The judgment below is vacated and the ease remanded with instructions that it be returned to the State Court for Fulton County. That court should hold a hearing to determine whether the conflict of interest that this record strongly suggests actually existed at the time of the probation revocation or earlier. If the court finds that an actual conflict of interest existed at that time, and that there was no valid waiver of the right to independent counsel, it must hold a new revocation hearing that is untainted by a legal representative serving conflicting interests.

Id. at 273, 101 S.Ct. at 1104 (footnote omitted).

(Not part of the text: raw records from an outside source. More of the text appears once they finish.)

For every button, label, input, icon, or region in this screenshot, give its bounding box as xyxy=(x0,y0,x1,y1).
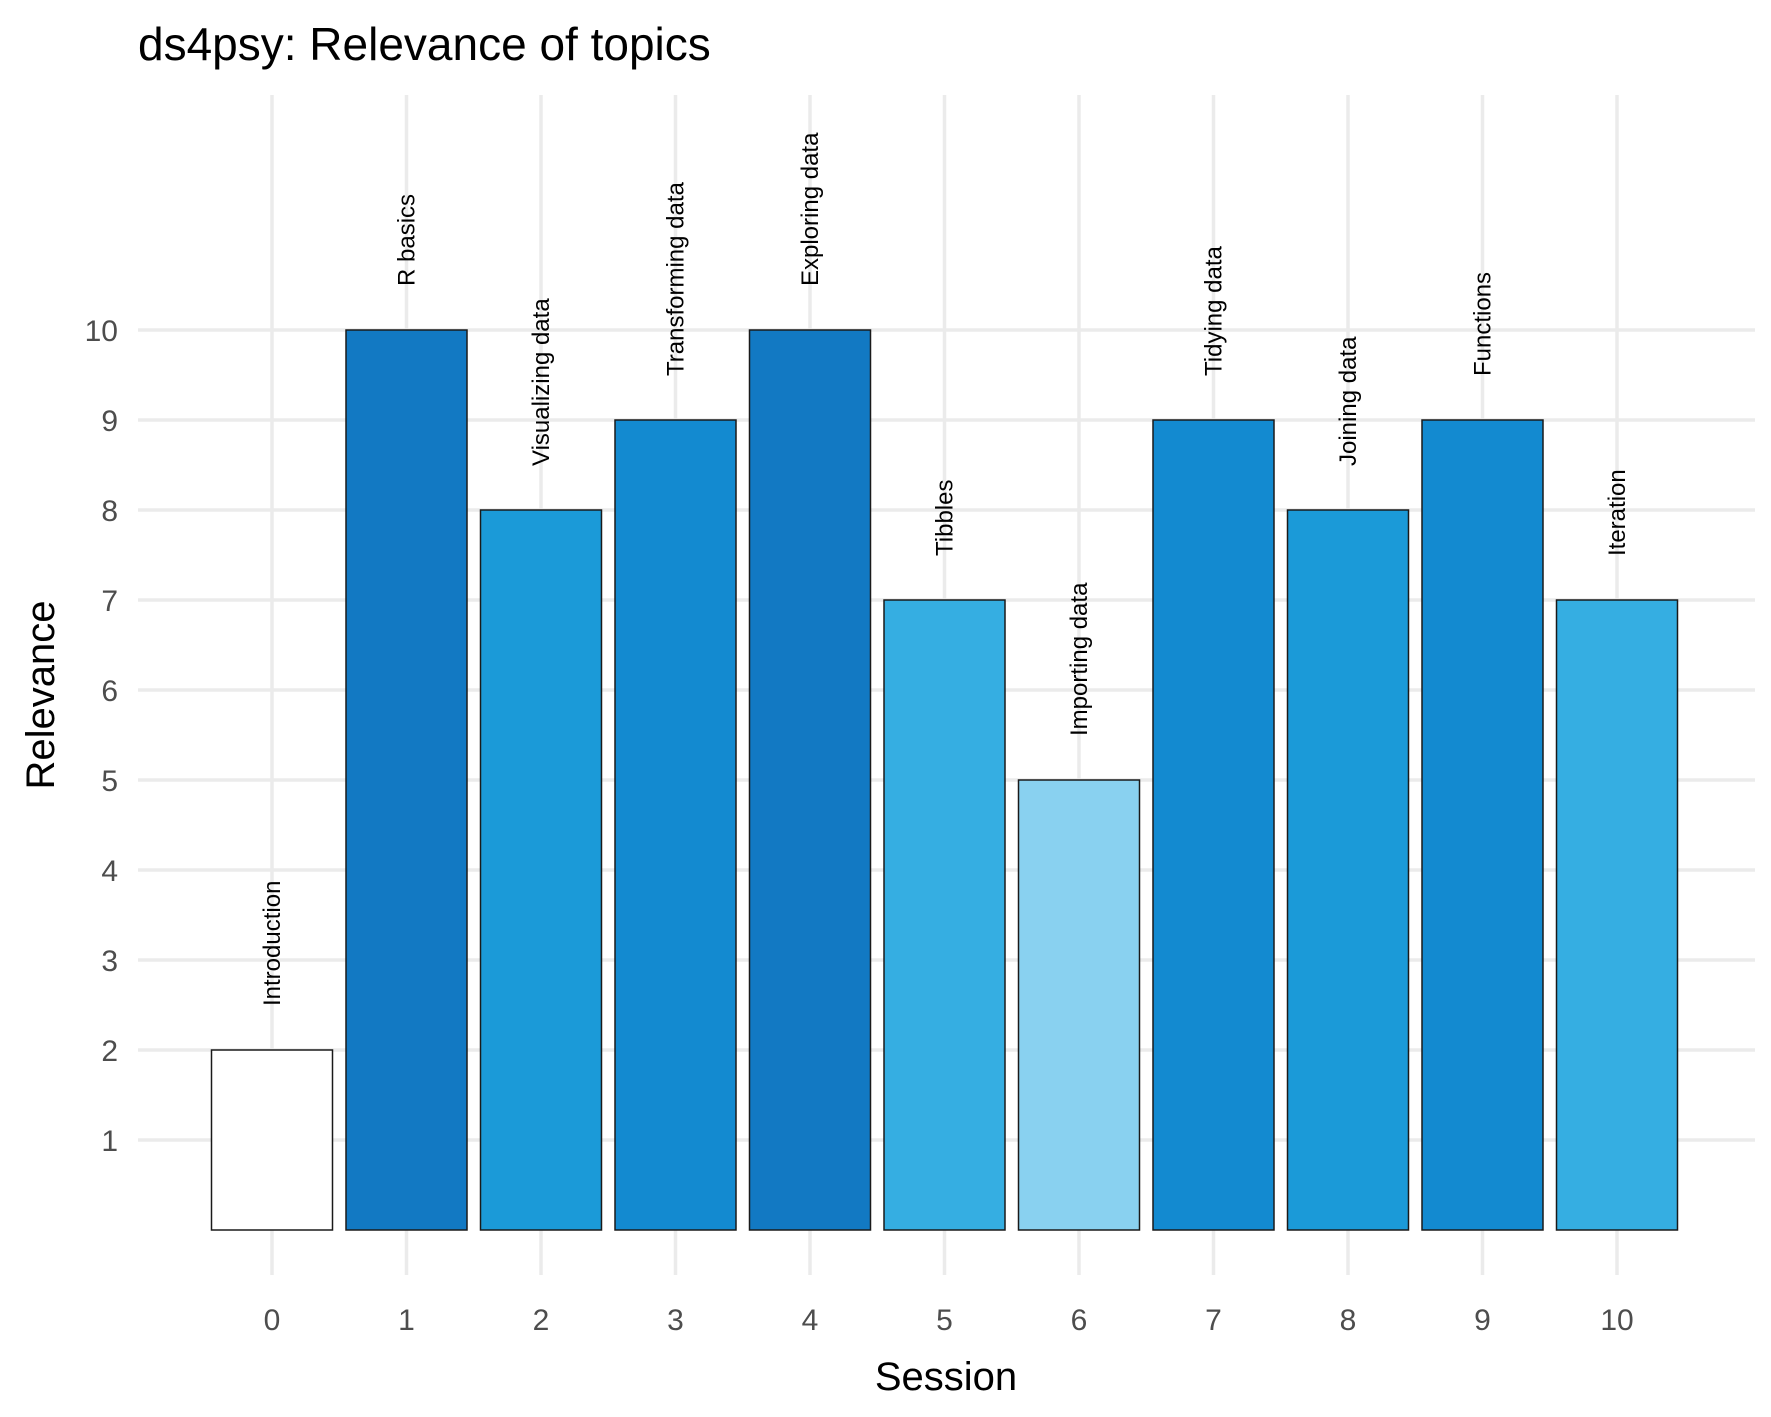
bar-label-session-1: R basics xyxy=(394,194,421,286)
y-tick-2: 2 xyxy=(101,1035,118,1068)
bar-session-9 xyxy=(1421,419,1544,1231)
y-tick-10: 10 xyxy=(85,315,118,348)
bar-label-session-3: Transforming data xyxy=(663,181,690,376)
x-axis-title: Session xyxy=(875,1355,1017,1399)
bar-session-1 xyxy=(345,329,468,1231)
bar-session-10 xyxy=(1555,599,1679,1231)
x-tick-0: 0 xyxy=(264,1304,281,1337)
x-tick-3: 3 xyxy=(667,1304,684,1337)
bar-label-session-10: Iteration xyxy=(1604,469,1631,556)
bar-label-session-4: Exploring data xyxy=(797,132,824,286)
x-tick-9: 9 xyxy=(1474,1304,1491,1337)
bar-session-3 xyxy=(614,419,737,1231)
y-tick-1: 1 xyxy=(101,1125,118,1158)
y-tick-5: 5 xyxy=(101,765,118,798)
bar-label-session-9: Functions xyxy=(1470,272,1497,376)
bar-session-4 xyxy=(748,329,872,1231)
x-tick-10: 10 xyxy=(1600,1304,1633,1337)
x-tick-8: 8 xyxy=(1340,1304,1357,1337)
y-tick-6: 6 xyxy=(101,675,118,708)
x-tick-2: 2 xyxy=(533,1304,550,1337)
bar-session-2 xyxy=(479,509,603,1231)
bar-label-session-6: Importing data xyxy=(1066,582,1093,736)
y-tick-9: 9 xyxy=(101,405,118,438)
x-tick-7: 7 xyxy=(1205,1304,1222,1337)
y-tick-4: 4 xyxy=(101,855,118,888)
bars xyxy=(210,329,1679,1231)
y-axis-title: Relevance xyxy=(19,600,63,789)
x-tick-1: 1 xyxy=(398,1304,415,1337)
chart-title: ds4psy: Relevance of topics xyxy=(138,18,711,70)
bar-label-session-7: Tidying data xyxy=(1201,245,1228,376)
bar-session-6 xyxy=(1017,779,1141,1231)
bar-session-0 xyxy=(210,1049,334,1231)
x-tick-6: 6 xyxy=(1071,1304,1088,1337)
y-axis-ticks: 1 2 3 4 5 6 7 8 9 10 xyxy=(85,315,118,1158)
bar-label-session-0: Introduction xyxy=(259,881,286,1006)
bar-session-8 xyxy=(1286,509,1410,1231)
x-tick-4: 4 xyxy=(802,1304,819,1337)
bar-session-7 xyxy=(1152,419,1275,1231)
y-tick-7: 7 xyxy=(101,585,118,618)
bar-label-session-5: Tibbles xyxy=(932,480,959,556)
bar-session-5 xyxy=(883,599,1006,1231)
bar-labels: Introduction R basics Visualizing data Tran… xyxy=(259,132,1631,1006)
x-axis-ticks: 0 1 2 3 4 5 6 7 8 9 10 xyxy=(264,1304,1634,1337)
bar-label-session-2: Visualizing data xyxy=(528,298,555,466)
y-tick-8: 8 xyxy=(101,495,118,528)
y-tick-3: 3 xyxy=(101,945,118,978)
x-tick-5: 5 xyxy=(936,1304,953,1337)
bar-label-session-8: Joining data xyxy=(1335,336,1362,466)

In my opinion, these forms of relief assure an accused full review, whether at trial or on appeal, of an assertion by him that he received ineffective assistance of counsel because of a conflict of interests, without *27regard to whether that assertion was, or was not, timely. At the same time, the Government is not burdened with overcoming a presumption of disadvantage to the accused that has no empirical support. See United States v. Banks, supra.

I agree with the majority that no conflict of interests appears in this case. I also agree with Part II of the majority opinion, and I join in affirming the decision of the United States Air Force Court of Military Review.

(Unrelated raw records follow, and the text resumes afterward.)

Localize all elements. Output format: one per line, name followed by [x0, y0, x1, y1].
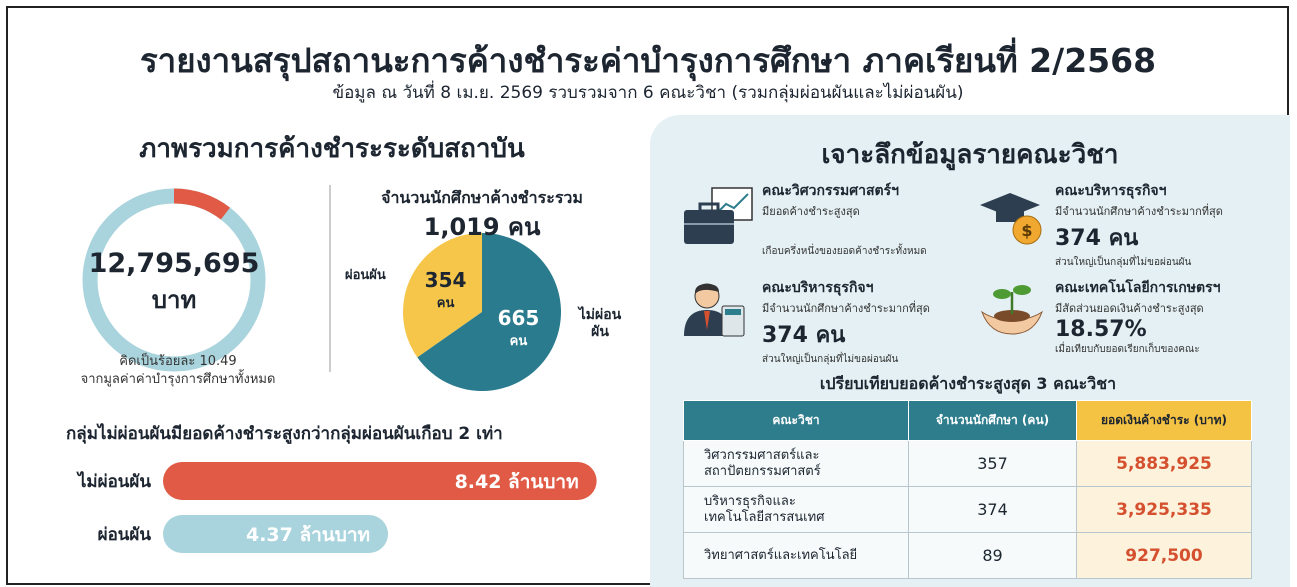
pie-category-label: ไม่ผ่อนผัน	[572, 307, 628, 341]
icon-plant	[982, 285, 1042, 334]
page: $ 354คน665คนไม่ผ่อนผัน8.42 ล้านบาทผ่อนผั…	[0, 0, 1297, 587]
card-note: ส่วนใหญ่เป็นกลุ่มที่ไม่ขอผ่อนผัน	[1055, 255, 1223, 270]
ring-caption: จากมูลค่าค่าบำรุงการศึกษาทั้งหมด	[81, 368, 276, 389]
detail-heading: เจาะลึกข้อมูลรายคณะวิชา	[822, 134, 1119, 175]
pie-value-label: 665	[498, 306, 540, 330]
pie-value-label: 354	[425, 268, 467, 292]
faculty-cell: วิศวกรรมศาสตร์และสถาปัตยกรรมศาสตร์	[684, 441, 909, 487]
bar-value-label: 8.42 ล้านบาท	[455, 471, 579, 493]
faculty-cell: บริหารธุรกิจและเทคโนโลยีสารสนเทศ	[684, 487, 909, 533]
ring-center-label: 12,795,695	[89, 248, 260, 279]
card-value: 18.57%	[1055, 317, 1220, 342]
header-cell: คณะวิชา	[684, 401, 909, 441]
bar-category-label: ไม่ผ่อนผัน	[76, 471, 152, 492]
amount-cell: 3,925,335	[1077, 487, 1252, 533]
pie-unit-label: คน	[510, 334, 528, 349]
table-header: คณะวิชา จำนวนนักศึกษา (คน) ยอดเงินค้างชำ…	[684, 401, 1252, 441]
amount-cell: 927,500	[1077, 533, 1252, 579]
table: คณะวิชา จำนวนนักศึกษา (คน) ยอดเงินค้างชำ…	[683, 400, 1252, 579]
svg-text:$: $	[1021, 221, 1032, 240]
card-note: เกือบครึ่งหนึ่งของยอดค้างชำระทั้งหมด	[762, 244, 927, 259]
card-title: คณะเทคโนโลยีการเกษตรฯ	[1055, 277, 1220, 299]
faculty-line: วิศวกรรมศาสตร์และ	[704, 448, 907, 464]
ring-segment	[174, 196, 225, 214]
card-note: ส่วนใหญ่เป็นกลุ่มที่ไม่ขอผ่อนผัน	[762, 352, 930, 367]
pie-unit-label: คน	[437, 296, 455, 311]
card: คณะบริหารธุรกิจฯ มีจำนวนนักศึกษาค้างชำระ…	[762, 277, 930, 367]
card-desc: มียอดค้างชำระสูงสุด	[762, 202, 927, 220]
card-value: 374 คน	[1055, 220, 1223, 255]
subtitle: ข้อมูล ณ วันที่ 8 เม.ย. 2569 รวบรวมจาก 6…	[332, 79, 963, 106]
bar-title: กลุ่มไม่ผ่อนผันมียอดค้างชำระสูงกว่ากลุ่ม…	[66, 420, 503, 447]
pie-category-label: ผ่อนผัน	[345, 264, 386, 285]
bar-value-label: 4.37 ล้านบาท	[246, 524, 370, 546]
faculty-line: วิทยาศาสตร์และเทคโนโลยี	[704, 548, 907, 564]
header-cell: จำนวนนักศึกษา (คน)	[909, 401, 1077, 441]
header-cell: ยอดเงินค้างชำระ (บาท)	[1077, 401, 1252, 441]
icon-graduation: $	[980, 193, 1041, 244]
pie-subtitle: 1,019 คน	[424, 207, 541, 246]
card-title: คณะบริหารธุรกิจฯ	[1055, 180, 1223, 202]
faculty-line: สถาปัตยกรรมศาสตร์	[704, 464, 907, 480]
card-note: เมื่อเทียบกับยอดเรียกเก็บของคณะ	[1055, 342, 1220, 357]
card-title: คณะวิศวกรรมศาสตร์ฯ	[762, 180, 927, 202]
card-desc: มีจำนวนนักศึกษาค้างชำระมากที่สุด	[1055, 202, 1223, 220]
faculty-cell: วิทยาศาสตร์และเทคโนโลยี	[684, 533, 909, 579]
amount-cell: 5,883,925	[1077, 441, 1252, 487]
students-cell: 357	[909, 441, 1077, 487]
students-cell: 374	[909, 487, 1077, 533]
overview-heading: ภาพรวมการค้างชำระระดับสถาบัน	[139, 128, 525, 169]
icon-person	[684, 284, 744, 336]
card-value: 374 คน	[762, 317, 930, 352]
icon-briefcase	[684, 188, 752, 244]
table-title: เปรียบเทียบยอดค้างชำระสูงสุด 3 คณะวิชา	[820, 372, 1116, 397]
students-cell: 89	[909, 533, 1077, 579]
card-desc: มีจำนวนนักศึกษาค้างชำระมากที่สุด	[762, 299, 930, 317]
card: คณะวิศวกรรมศาสตร์ฯ มียอดค้างชำระสูงสุด เ…	[762, 180, 927, 259]
card: คณะเทคโนโลยีการเกษตรฯ มีสัดส่วนยอดเงินค้…	[1055, 277, 1220, 357]
ring-center-unit: บาท	[152, 280, 197, 319]
card-desc: มีสัดส่วนยอดเงินค้างชำระสูงสุด	[1055, 299, 1220, 317]
card: คณะบริหารธุรกิจฯ มีจำนวนนักศึกษาค้างชำระ…	[1055, 180, 1223, 270]
faculty-line: เทคโนโลยีสารสนเทศ	[704, 510, 907, 526]
bar-category-label: ผ่อนผัน	[98, 525, 152, 545]
faculty-line: บริหารธุรกิจและ	[704, 494, 907, 510]
card-title: คณะบริหารธุรกิจฯ	[762, 277, 930, 299]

. Article 77, Uniform Code of Military Justice, 10 U.S.C. § 877.

. Para. 26d, Manual for Courts-Martial, United States, 1969 (Revised edition).

. Para. 33l, Manual, supra.

. Salomon v. LaVallee, 575 F.2d 1051, 1055 (2d Cir. 1978); United States v. Lawriw, 568 F.2d 98, 100 (8th Cir. 1977), cert. denied, 435 U.S. 969, 98 S.Ct. 1607, 56 L.Ed.2d 60 (1978).

. United States ex rel. Sullivan v. Cuyler, 593 F.2d 512, 520 (3d Cir. 1979).

. See United States v. Vietor, 10 M.J. 69, 72 (C.M.A.1980); United States v. Killebrew, 9 M.J. 154, 162 (C.M.A.1980).